Why Most Salaried Employees Still Choose the Wrong Regime
The main reason is convenience. The new regime looks simple, so people assume it is cheaper. But employees paying rent or investing regularly often save more under the old regime.
Tax decisions based on assumptions reduce take-home income.
Conclusion
The old vs new tax regime calculator approach is simple: compare your deductions with the break-even level. High deductions favor the old regime, while minimal deductions make the new regime better.
Instead of guessing or following trends, use a structured comparison every year. Tax planning is not about complexity — it is about choosing the option that lets you keep more of your income legally.
FAQs
Which tax regime is better for salaried employees?
It depends on deductions.
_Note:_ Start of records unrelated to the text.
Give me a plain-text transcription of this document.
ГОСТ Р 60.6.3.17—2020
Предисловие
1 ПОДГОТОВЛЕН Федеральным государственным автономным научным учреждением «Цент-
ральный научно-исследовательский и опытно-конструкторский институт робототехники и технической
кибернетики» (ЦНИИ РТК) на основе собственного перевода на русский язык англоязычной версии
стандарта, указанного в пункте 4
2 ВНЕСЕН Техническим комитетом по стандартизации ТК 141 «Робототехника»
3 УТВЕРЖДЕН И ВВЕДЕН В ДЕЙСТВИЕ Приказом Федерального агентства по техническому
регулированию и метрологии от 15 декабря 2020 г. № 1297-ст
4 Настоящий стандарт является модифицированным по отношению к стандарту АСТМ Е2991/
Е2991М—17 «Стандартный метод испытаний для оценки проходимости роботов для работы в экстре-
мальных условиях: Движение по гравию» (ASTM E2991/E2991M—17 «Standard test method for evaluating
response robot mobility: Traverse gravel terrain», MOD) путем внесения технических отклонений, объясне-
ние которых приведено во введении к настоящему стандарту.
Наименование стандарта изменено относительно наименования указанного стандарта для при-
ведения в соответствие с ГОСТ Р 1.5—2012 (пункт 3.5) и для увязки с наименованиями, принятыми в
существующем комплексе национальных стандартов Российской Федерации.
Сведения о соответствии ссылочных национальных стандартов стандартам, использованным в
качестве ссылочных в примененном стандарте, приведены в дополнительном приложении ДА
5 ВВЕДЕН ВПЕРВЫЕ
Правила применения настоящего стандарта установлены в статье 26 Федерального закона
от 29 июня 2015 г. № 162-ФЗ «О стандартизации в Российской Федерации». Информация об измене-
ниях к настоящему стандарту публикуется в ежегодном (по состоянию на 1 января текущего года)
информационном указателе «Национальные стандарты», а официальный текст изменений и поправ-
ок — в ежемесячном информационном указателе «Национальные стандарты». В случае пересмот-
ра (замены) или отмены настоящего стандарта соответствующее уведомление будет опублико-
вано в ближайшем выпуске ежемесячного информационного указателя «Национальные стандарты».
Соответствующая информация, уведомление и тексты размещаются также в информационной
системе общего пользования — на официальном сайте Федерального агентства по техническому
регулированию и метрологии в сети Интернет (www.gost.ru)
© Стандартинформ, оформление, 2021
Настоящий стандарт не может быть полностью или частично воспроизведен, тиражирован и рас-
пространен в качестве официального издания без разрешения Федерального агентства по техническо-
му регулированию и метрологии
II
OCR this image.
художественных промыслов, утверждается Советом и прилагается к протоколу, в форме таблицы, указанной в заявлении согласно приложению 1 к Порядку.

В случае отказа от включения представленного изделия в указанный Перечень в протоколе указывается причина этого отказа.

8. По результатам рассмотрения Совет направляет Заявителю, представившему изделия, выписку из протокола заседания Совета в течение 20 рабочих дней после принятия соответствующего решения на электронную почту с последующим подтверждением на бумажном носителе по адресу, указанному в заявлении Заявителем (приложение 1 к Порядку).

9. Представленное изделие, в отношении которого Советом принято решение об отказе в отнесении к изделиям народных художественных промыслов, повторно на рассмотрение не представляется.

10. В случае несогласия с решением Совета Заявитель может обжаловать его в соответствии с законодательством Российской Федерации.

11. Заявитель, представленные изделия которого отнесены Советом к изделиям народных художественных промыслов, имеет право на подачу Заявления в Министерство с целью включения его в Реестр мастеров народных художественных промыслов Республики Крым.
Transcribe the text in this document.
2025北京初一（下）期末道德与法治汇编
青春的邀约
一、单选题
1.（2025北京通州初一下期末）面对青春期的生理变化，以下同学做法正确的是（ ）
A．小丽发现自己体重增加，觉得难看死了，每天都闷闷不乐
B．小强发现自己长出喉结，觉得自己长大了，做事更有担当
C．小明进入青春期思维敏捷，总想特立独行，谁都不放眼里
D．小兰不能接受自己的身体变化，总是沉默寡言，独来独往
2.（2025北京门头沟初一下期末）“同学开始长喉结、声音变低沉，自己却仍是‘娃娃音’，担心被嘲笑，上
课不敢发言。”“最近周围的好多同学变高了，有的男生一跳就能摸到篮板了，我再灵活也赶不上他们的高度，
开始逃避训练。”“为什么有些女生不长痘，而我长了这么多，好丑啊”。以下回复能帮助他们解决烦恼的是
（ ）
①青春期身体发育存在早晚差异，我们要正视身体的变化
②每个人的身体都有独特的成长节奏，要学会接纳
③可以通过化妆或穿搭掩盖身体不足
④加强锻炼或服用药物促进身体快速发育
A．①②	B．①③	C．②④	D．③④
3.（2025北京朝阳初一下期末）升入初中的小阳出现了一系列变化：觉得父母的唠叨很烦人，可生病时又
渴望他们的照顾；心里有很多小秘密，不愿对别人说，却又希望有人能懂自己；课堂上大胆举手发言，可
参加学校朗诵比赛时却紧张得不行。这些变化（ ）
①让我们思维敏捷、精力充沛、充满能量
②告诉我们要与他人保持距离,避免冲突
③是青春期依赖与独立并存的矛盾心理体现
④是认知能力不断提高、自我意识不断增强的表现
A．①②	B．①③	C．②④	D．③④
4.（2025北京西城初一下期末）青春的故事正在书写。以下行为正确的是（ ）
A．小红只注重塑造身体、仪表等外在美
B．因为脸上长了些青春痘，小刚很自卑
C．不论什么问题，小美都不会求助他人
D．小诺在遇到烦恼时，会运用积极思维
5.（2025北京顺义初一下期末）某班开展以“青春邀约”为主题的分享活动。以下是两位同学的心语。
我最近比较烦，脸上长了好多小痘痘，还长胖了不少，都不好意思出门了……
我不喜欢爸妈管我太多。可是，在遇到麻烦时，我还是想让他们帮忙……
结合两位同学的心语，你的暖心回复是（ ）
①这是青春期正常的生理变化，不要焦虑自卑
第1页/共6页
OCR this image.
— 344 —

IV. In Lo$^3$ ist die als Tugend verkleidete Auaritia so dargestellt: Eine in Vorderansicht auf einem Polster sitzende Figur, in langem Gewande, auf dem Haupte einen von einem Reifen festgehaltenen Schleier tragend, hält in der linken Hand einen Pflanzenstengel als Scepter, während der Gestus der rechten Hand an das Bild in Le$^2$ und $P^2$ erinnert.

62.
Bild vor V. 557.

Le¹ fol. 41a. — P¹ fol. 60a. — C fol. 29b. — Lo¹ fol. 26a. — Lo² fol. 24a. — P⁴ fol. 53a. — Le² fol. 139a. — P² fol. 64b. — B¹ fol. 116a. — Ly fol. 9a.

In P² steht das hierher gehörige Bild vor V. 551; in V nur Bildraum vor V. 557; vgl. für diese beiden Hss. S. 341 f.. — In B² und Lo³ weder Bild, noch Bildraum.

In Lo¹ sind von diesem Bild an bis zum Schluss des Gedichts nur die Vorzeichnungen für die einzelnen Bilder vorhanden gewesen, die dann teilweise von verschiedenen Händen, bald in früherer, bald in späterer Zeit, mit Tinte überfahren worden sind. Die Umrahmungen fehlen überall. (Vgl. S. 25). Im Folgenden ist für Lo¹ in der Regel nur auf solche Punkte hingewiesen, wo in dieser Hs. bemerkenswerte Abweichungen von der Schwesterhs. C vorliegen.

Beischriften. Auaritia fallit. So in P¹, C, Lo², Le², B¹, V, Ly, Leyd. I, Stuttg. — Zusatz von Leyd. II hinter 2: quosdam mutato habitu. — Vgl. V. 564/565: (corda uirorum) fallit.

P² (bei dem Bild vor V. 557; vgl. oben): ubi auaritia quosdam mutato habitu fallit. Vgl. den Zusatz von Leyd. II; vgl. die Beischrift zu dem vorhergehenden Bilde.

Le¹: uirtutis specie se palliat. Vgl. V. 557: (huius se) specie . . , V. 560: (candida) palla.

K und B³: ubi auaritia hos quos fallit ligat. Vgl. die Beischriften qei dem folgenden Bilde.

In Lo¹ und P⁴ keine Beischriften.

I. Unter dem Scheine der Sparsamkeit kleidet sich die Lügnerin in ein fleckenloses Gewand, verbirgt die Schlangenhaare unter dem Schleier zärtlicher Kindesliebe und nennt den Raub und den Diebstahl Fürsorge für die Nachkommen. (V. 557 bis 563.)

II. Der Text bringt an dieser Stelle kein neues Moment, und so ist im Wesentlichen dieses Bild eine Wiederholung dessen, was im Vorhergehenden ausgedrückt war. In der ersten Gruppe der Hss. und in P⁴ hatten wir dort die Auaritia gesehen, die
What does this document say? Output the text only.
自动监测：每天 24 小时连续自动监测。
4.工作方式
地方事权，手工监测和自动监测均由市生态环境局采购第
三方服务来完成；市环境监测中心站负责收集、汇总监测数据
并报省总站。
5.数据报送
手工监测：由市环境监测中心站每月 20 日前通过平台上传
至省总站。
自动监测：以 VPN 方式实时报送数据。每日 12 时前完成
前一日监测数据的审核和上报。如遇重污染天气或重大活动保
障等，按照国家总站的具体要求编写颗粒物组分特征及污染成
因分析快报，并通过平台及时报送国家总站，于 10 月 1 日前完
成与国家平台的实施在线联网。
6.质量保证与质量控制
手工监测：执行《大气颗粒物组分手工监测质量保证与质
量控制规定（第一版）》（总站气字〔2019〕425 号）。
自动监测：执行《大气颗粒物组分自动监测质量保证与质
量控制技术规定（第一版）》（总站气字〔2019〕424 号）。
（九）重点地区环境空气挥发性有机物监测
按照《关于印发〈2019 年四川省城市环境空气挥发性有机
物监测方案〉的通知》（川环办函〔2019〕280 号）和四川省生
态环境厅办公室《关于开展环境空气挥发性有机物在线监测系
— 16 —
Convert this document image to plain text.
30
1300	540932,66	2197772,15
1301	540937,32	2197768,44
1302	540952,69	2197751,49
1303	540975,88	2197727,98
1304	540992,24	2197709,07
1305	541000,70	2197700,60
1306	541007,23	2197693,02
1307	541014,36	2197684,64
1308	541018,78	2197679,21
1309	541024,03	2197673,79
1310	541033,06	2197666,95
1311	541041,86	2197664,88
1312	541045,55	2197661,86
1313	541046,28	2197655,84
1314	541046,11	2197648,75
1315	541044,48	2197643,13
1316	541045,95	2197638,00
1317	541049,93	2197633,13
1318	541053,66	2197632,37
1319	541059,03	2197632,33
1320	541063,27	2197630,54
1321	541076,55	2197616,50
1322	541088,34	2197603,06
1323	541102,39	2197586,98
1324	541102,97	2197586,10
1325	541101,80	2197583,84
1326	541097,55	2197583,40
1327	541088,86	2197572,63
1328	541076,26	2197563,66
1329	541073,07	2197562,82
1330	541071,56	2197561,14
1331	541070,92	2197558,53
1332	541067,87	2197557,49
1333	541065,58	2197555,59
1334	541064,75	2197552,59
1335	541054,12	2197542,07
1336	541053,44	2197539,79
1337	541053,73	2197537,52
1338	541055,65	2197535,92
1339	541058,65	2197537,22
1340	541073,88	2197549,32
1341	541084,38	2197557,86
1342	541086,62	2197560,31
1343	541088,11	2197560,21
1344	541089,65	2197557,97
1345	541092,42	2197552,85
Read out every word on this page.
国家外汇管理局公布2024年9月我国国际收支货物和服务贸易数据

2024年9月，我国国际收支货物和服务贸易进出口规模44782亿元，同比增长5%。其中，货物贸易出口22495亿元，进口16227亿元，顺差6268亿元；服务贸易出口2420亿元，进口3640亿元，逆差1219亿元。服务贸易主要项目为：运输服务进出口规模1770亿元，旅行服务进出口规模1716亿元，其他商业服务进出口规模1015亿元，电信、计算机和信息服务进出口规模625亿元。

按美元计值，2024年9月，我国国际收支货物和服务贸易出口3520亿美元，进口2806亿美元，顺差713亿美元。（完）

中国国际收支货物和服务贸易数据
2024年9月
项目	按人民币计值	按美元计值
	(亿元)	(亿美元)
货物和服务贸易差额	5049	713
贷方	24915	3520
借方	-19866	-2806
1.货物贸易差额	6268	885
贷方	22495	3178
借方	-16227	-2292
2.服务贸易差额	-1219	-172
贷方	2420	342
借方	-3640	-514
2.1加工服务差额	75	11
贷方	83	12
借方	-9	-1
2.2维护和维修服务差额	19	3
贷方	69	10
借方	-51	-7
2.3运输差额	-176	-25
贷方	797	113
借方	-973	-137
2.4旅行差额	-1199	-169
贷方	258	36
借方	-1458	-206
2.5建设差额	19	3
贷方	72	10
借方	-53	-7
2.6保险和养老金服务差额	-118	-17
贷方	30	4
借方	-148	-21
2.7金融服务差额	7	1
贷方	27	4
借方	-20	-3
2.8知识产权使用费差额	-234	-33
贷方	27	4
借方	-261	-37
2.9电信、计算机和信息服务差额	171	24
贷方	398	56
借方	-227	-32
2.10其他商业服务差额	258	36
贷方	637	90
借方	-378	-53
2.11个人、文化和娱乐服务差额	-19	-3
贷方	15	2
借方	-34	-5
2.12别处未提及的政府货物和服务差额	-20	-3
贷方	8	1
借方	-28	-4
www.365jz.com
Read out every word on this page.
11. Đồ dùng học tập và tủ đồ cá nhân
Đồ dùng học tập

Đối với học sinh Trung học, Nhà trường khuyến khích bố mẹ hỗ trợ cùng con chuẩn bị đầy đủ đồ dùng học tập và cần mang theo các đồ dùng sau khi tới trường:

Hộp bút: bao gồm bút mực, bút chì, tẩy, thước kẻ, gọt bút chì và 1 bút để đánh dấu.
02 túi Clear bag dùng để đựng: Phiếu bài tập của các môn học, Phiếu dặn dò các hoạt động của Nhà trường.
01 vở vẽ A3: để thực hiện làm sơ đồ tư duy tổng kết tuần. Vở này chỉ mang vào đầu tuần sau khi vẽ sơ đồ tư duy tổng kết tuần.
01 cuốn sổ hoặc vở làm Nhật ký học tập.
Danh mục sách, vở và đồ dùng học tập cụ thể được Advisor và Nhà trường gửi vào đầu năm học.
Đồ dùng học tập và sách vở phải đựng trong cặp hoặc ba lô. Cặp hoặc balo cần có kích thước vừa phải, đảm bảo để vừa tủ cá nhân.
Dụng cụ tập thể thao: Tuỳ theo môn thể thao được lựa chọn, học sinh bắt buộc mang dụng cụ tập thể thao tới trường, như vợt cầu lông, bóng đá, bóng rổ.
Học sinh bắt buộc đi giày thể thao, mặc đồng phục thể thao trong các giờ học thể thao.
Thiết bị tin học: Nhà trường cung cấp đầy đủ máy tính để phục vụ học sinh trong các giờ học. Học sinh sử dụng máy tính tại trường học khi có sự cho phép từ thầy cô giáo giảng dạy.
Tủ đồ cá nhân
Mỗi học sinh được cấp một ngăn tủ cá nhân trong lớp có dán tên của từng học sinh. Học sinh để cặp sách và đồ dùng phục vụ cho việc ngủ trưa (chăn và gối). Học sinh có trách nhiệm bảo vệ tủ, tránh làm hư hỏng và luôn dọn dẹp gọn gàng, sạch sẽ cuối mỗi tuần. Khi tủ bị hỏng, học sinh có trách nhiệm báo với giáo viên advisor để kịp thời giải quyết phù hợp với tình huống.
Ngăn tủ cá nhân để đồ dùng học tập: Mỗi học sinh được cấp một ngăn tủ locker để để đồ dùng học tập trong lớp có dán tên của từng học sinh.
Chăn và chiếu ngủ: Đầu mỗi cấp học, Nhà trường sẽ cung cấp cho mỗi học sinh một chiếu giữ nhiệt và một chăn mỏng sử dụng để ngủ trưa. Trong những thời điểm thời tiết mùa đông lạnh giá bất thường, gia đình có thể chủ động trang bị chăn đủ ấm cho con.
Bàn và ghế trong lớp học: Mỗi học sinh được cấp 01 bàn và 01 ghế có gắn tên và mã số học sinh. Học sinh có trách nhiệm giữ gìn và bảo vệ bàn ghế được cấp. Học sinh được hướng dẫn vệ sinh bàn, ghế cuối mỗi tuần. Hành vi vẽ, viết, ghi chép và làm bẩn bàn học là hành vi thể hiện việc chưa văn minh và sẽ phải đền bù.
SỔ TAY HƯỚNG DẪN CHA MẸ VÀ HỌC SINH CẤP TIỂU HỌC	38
Employees with significant deductions benefit from the old regime, while those with minimal deductions benefit from the new regime.
How much deduction makes the old regime better?
It varies by income, but typically ₹2–₹5 lakh in deductions makes the old regime advantageous for many salary levels.
Can I switch between tax regimes every year?
Salaried individuals can generally choose their regime each year while filing returns.
Does the new tax regime remove all deductions?
Most deductions are removed, though limited benefits like standard deduction may apply.
Should I calculate tax under both regimes?
Yes. Always compare both regimes before choosing to ensure the lowest tax liability.